SILVER SPRING, MD. – A Food and Drug Administration advisory panel voted 11 to 0 that serelaxin should not be approved for the treatment of acute heart failure, but agreed that the data on the drug were promising and that it should be studied further, at a meeting on March 27.
Members of the FDA’s Cardiovascular and Renal Drugs Advisory Committee agreed there was evidence that serelaxin, a recombinant form of human relaxin-2 hormone that is administered in an intravenous infusion over 48 hours, had a positive effect on worsening heart failure in the phase III RELAX-AHF study. But this was not a primary endpoint of the study, and panelists agreed that the study results were hypothesis-generating and were not sufficient to recommend approval. And because only one of the study’s two primary endpoints was positive, the study did not meet the level required for approval of a drug based on a single trial, several panelists pointed out.
"It’s clear that the drug does have an effect on worsening heart failure, but ... given the limitations on how that was not rigorously defined ... we don’t know how much of the effect was on minor heart failure changes, versus major [changes]," said the panel chair, Dr. A. Michael Lincoff, vice chairman for research in the department of cardiovascular medicine at the Cleveland Clinic. "We need better data on understanding the magnitude of benefit in a rigorous fashion, and the data we have here don’t stand alone as a single trial," he added.
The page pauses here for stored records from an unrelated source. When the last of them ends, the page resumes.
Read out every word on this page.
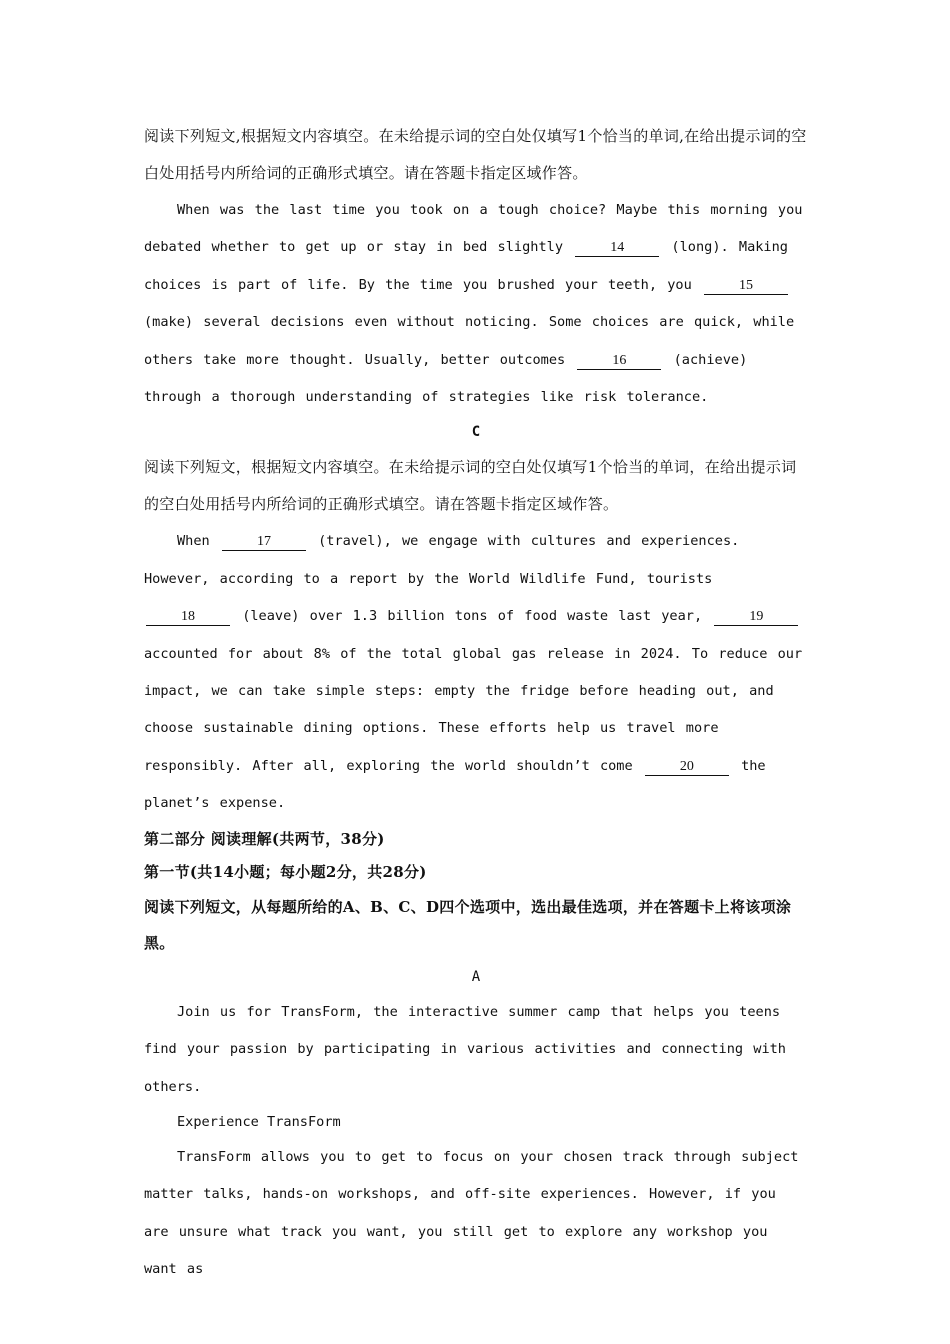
阅读下列短文,根据短文内容填空。在未给提示词的空白处仅填写1个恰当的单词,在给出提示词的空白处用括号内所给词的正确形式填空。请在答题卡指定区域作答。

When was the last time you took on a tough choice? Maybe this morning you debated whether to get up or stay in bed slightly	14	(long). Making choices is part of life. By the time you brushed your teeth, you	15 (make) several decisions even without noticing. Some choices are quick, while others take more thought. Usually, better outcomes	16	(achieve) through a thorough understanding of strategies like risk tolerance.

C

阅读下列短文，根据短文内容填空。在未给提示词的空白处仅填写1个恰当的单词，在给出提示词的空白处用括号内所给词的正确形式填空。请在答题卡指定区域作答。

When	17	(travel), we engage with cultures and experiences. However, according to a report by the World Wildlife Fund, tourists 18	(leave) over 1.3 billion tons of food waste last year,	19 accounted for about 8% of the total global gas release in 2024. To reduce our impact, we can take simple steps: empty the fridge before heading out, and choose sustainable dining options. These efforts help us travel more responsibly. After all, exploring the world shouldn’t come	20	the planet’s expense.

第二部分 阅读理解(共两节，38分)

第一节(共14小题；每小题2分，共28分)

阅读下列短文，从每题所给的A、B、C、D四个选项中，选出最佳选项，并在答题卡上将该项涂黑。

A

Join us for TransForm, the interactive summer camp that helps you teens find your passion by participating in various activities and connecting with others.

Experience TransForm

TransForm allows you to get to focus on your chosen track through subject matter talks, hands-on workshops, and off-site experiences. However, if you are unsure what track you want, you still get to explore any workshop you want as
Relaxin, which is present in men and women and increases during the first trimester of pregnancy, "primarily stimulates both the rapid and sustained nitric oxide (NO)-mediated vasodilation pathways," and results in vasodilation within minutes of administration, according to the manufacturer, Novartis Pharmaceuticals. The company’s proposed indication for serelaxin is for improving the symptoms of acute heart failure "through reduction of the rate of worsening of heart failure," based on the results of the phase III RELAX-AHF study, an international randomized, placebo-controlled, double-blind study of 1,161 patients with acute heart failure.
The study compared serelaxin started within 16 hours of hospitalization (at a dose of 30 mcg/kg per day for 48 hours) vs. placebo, plus standard therapy, on two primary endpoints that evaluated the drug’s effect on dyspnea: the Visual Analogue Scale (VAS) dyspnea scale and the Likert dyspnea scale. The area under the curve (AUC), representing the change in patient-reported dyspnea from baseline through day 5, significantly increased among those on serelaxin, compared with those on placebo. But the proportion of patients with moderate to marked improvements in dyspnea, based on the 7-point Likert scale at 6, 12, and 24 hours, however, was not significantly different between the two groups (27% among those on serelaxin vs. 26% among those on placebo).
Novartis also presented data to support serelaxin’s effects on worsening heart failure events through day 5, during which time 6.4% of those on serelaxin had a first episode of worsening heart failure or death within 5 days, vs. almost 12% of those on placebo; and less than 1% of those on serelaxin had recurrent worsening heart failure or death with prior event, vs. 2.6% of those on placebo.
In briefing documents provided before the meeting, the FDA stated that it does not recommend approval of serelaxin, citing various reasons, including the claim in the proposed indication that was "somewhat different" from what was evaluated in the study, as well as the "vague" definition of worsening heart failure in the study.
At the meeting, Dr. Melanie Blank, the FDA’s clinical reviewer, pointed out that the study protocol did not include prespecified criteria, such as signs, symptoms, and lab results, for defining worsening heart failure, and it was left to the investigator to determine whether a patient had worsening heart failure. Cases of worsening heart failure ranged from those that required mechanical ventilation to cases that required only a single 20-mg dose of furosemide, she added. Hypotension was the main safety issue in the study, but most cases were managed by reducing the dose and would not preclude approval, according to the FDA.
Because the study was designed to evaluate the effect of treatment on dyspnea, panelist Dr. Stuart Rich, professor of medicine at the University of Chicago, said "this was more a failure of trial design than it was of the drug itself." He added that that like other panelists, he was enthusiastic about the drug’s potential, and "hopefully, this will be a learning study where the hypotheses will be better thought out, tested, and then proven in a subsequent trial."